At a certain point, if one truly embraces the New Thought philosophy, one realizes that when they create wealth for themselves especially at the expense of others, then they are actually causing harm within the realm of the interconnected Oneness.  Simply put, if my creative actions cause harm to another person, then I am ultimately hurting myself because we are connected.  As Ella put it:

“Not until you obtain the faculty of being happy through your spiritual and mental faculties, independent of material conditions, not until you learn to value wealth only as a means of helpfulness, can you safely turn your powers of concentration upon the idea of opulence. To demand, assert, and command wealth for its mere sensual benefits, to focus your mind upon it because you desire to shine, lead, and triumph, is to play spiritual football with spiritual dynamite. You may obtain what you seek, you may accumulate riches, but at the cost of all that is worth living for.”

Ultimately Wilcox points out what we have heard all of our lives, “money cannot buy happiness”. Although we might follow that up with a joke or two about “what money can buy” in the material world, in our hearts we know that continuing to focus on creating our greater and greater wealth while the rest of the world suffers is neither sustainable nor heart centered. To this point, Ella offers this advice:

“The man who wishes to control circumstances must love better things than money before he can succeed. He must love, and respect, and believe in his Creator, and trust the Divine Man within himself, and he must illustrate this love and trust by his daily conduct, and in his home circle, and in his business relations.”

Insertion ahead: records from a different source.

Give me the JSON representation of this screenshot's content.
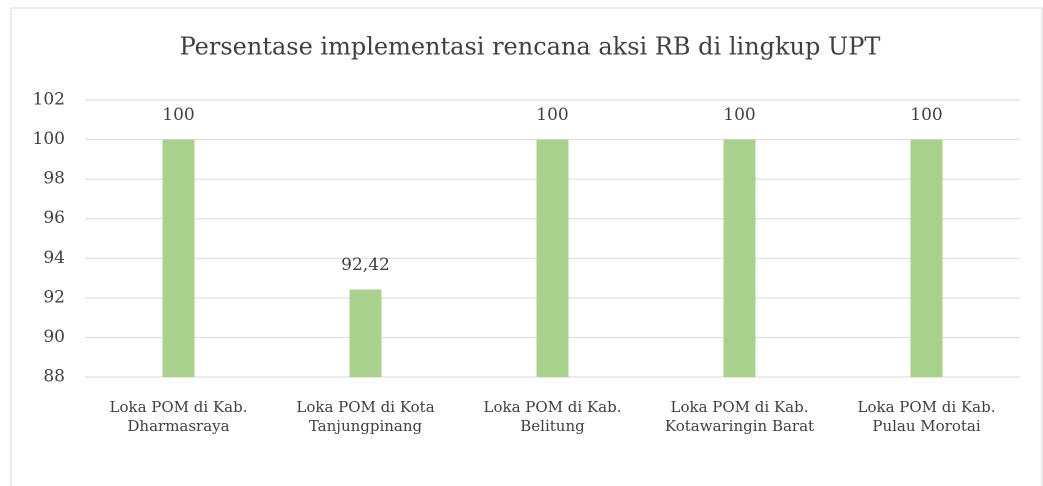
{
  "chart_data": {
    "type": "bar",
    "title": "Persentase implementasi rencana aksi RB di lingkup UPT",
    "categories": [
      "Loka POM di Kab. Dharmasraya",
      "Loka POM di Kota Tanjungpinang",
      "Loka POM di Kab. Belitung",
      "Loka POM di Kab. Kotawaringin Barat",
      "Loka POM di Kab. Pulau Morotai"
    ],
    "values": [
      100,
      92.42,
      100,
      100,
      100
    ],
    "value_labels": [
      "100",
      "92,42",
      "100",
      "100",
      "100"
    ],
    "color": "#a9d18e",
    "ylim": [
      88,
      102
    ],
    "yticks": [
      88,
      90,
      92,
      94,
      96,
      98,
      100,
      102
    ],
    "grid": true
  }
}
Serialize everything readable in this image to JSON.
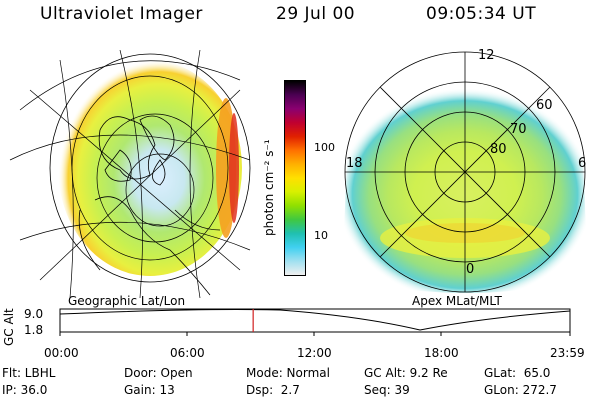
{
  "header": {
    "title": "Ultraviolet Imager",
    "date": "29 Jul 00",
    "time": "09:05:34 UT"
  },
  "panels": {
    "geo_caption": "Geographic Lat/Lon",
    "mlt_caption": "Apex MLat/MLT",
    "mlt_hour_labels": {
      "top": "12",
      "left": "18",
      "right": "6",
      "bottom": "0"
    },
    "mlt_lat_labels": [
      "60",
      "70",
      "80"
    ]
  },
  "colorbar": {
    "unit": "photon cm⁻² s⁻¹",
    "ticks": [
      "100",
      "10"
    ],
    "colors": [
      "#000000",
      "#4b0052",
      "#8a0070",
      "#c00030",
      "#e02000",
      "#ff7000",
      "#ffb000",
      "#ffe000",
      "#d8f000",
      "#90e000",
      "#40c840",
      "#20c0b0",
      "#40d0f0",
      "#a0e0f0",
      "#f0f0f0"
    ]
  },
  "timeline": {
    "axis_label": "GC Alt",
    "y_ticks": [
      "9.0",
      "1.8"
    ],
    "x_ticks": [
      "00:00",
      "06:00",
      "12:00",
      "18:00",
      "23:59"
    ],
    "current_marker_time": "09:05",
    "marker_color": "#d02020"
  },
  "info": {
    "flt": "Flt: LBHL",
    "ip": "IP: 36.0",
    "door": "Door: Open",
    "gain": "Gain: 13",
    "mode": "Mode: Normal",
    "dsp": "Dsp:  2.7",
    "gc_alt": "GC Alt: 9.2 Re",
    "seq": "Seq: 39",
    "glat": "GLat:  65.0",
    "glon": "GLon: 272.7"
  }
}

When I read that, I hear that we must love and trust the power that created this world and ourselves and that we must focus our use of our thoughts and energy towards the betterment of all in our daily actions.  What do you hear?


One doesn’t have to believe in the power of our thoughts and other New Thought tenets to desire to live in a “better world”.  One only needs to recognize, no matter what their essential beliefs are, that they have some “sphere of influence” through which their words and actions can work to move us towards a more just and equitable world.

Yet, if one does adopt of viewpoint that their thoughts are creative and that they have the power to choose their thoughts (in addition to their words and actions), then it calls deeply to them to change the focus of their consciousness.

Yes, we all want personal security and comfort.  We all want certain material worldly things such as money and wealth and enjoyable experiences. We all want to experience the magnificent abundance of what is available here in this third dimensional material experience.  But as we grow and evolve in our beliefs and outlook on life, we are called to transcend simply looking at life through the lens of “what’s in it for me?”  We are called to open our hearts and practice the heart of New Thought.

Beyond our having a personally enjoyable life, we want to be a force for creating a world around us that is also enjoyable for others.  After all, if we are connected….and we are…..then what other world could we want to live in but one where we all have the opportunity to experience these divine gifts we have been granted.